Po drodze mijamy dąb posadzony w 1948 r. w miejscu poprzednika, który jakoby pamiętał czasy Kazimierza Wielkiego. Został zniszczony w czasie II wojny światowej, pozostał po nim fragment muru, który wypełniał wypruchniały pień.
Po minięciu bocznej bramy cmentarnej droga sprowadza nas do wąwozu.

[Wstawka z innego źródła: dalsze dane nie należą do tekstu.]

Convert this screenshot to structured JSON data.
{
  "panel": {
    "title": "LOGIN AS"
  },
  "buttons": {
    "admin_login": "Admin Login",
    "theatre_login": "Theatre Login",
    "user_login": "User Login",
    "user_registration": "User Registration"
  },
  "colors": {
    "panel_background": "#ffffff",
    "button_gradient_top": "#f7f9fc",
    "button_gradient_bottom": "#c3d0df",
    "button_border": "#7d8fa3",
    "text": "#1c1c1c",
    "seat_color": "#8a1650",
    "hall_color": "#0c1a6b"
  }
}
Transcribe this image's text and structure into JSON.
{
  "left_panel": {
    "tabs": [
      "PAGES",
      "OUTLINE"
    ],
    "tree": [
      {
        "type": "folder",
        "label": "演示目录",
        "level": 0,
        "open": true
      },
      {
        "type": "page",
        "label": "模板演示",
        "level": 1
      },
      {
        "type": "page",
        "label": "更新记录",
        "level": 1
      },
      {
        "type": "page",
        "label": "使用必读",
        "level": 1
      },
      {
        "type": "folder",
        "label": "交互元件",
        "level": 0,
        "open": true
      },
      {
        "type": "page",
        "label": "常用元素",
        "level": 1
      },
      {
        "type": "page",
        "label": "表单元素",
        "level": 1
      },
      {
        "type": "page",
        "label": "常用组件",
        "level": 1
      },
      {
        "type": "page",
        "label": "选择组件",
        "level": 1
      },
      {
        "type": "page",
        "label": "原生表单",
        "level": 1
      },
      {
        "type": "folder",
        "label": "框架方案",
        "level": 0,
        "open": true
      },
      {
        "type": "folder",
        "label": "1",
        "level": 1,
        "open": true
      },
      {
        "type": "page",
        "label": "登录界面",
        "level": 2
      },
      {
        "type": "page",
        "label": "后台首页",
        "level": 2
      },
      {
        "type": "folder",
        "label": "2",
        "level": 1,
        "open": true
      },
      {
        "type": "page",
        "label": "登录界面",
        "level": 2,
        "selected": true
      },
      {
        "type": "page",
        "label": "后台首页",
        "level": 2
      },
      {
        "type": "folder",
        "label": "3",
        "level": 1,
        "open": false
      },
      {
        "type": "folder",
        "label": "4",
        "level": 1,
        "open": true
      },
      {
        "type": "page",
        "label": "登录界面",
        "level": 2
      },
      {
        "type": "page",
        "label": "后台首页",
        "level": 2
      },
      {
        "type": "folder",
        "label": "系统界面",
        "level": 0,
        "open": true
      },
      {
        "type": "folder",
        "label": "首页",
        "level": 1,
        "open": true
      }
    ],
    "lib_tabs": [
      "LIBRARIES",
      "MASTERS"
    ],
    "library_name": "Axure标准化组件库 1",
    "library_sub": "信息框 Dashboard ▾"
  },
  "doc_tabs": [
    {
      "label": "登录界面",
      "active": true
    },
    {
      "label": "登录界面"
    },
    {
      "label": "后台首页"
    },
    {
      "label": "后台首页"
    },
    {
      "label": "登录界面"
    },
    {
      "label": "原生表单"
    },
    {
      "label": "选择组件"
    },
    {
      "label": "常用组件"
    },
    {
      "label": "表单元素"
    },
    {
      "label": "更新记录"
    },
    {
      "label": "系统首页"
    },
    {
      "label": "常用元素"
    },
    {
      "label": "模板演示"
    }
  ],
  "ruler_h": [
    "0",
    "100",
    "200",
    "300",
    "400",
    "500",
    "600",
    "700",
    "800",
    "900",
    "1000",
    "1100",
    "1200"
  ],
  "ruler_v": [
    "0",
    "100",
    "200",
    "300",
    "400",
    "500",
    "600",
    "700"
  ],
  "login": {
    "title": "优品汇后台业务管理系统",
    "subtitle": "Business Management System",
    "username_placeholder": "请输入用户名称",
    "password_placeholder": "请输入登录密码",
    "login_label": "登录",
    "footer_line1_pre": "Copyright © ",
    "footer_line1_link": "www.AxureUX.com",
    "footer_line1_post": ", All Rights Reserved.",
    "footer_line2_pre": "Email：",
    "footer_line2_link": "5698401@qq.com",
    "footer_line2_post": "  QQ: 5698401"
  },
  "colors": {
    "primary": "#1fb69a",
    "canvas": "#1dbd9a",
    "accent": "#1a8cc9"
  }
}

Dzieli on cmentarz na dwie części, połączone malowniczym wiaduktem z kamienia wapiennego. Strome ściany odsłaniają systemy korzeniowe drzew.
Trasa wyprowadza nas przy głównym wejściu na cmentarz. Wzdłuż muru klasztoru Reformatorów ul. Cmentarną dojdziemy do centrum Kazimierza Dolnego.
Granicznik (wokół kamieniołomu przy Albrechtówce)
Wejście do wąwozu znajduje się z lewej strony kamieniołomu przy Albrechtówce, czyli od strony Kazimierza Dolnego. Nie jest oznakowane tablicą informacyjną. Należy kierować się znakami żółtymi szlaku nordic walking. Przy wejściu do wąwozu znajduje się on na niskim betonowym słupku.
Po prawej stronie mijamy boczną, odsłoniętą ścianę kamieniołomu. W tym miejscu można dojść do punktu widokowego na Wisłę i Janowiec – należy kierować się w stronę niewielkiej, ale dobrze widocznej wapiennej skały pozostałej po wyrobisku kamienia.
Po kilkuset metrach docieramy do szczytu wyniesienia. Znajduje się tam skrzyżowanie dróg gruntowych, Idziemy kawałek dalej, na skraj lasu. Przebiega tamtędy ul Słoneczna. Kierujemy się nią w prawo. Po ok. 300 metrach, przy kamiennym krzyżu skręcamy w prawo. Nieco dalej docieramy do rozstaju dróg. Idąc w prawo dojdziemy na szczyt kamieniołomu, skąd rozciąga się rozległy widok na Wisłę i janowiec. Kierując się głównym traktem podążamy w dół, w kierunku Wisły. Po lewej stronie mamy wzgórze Albrechtówka.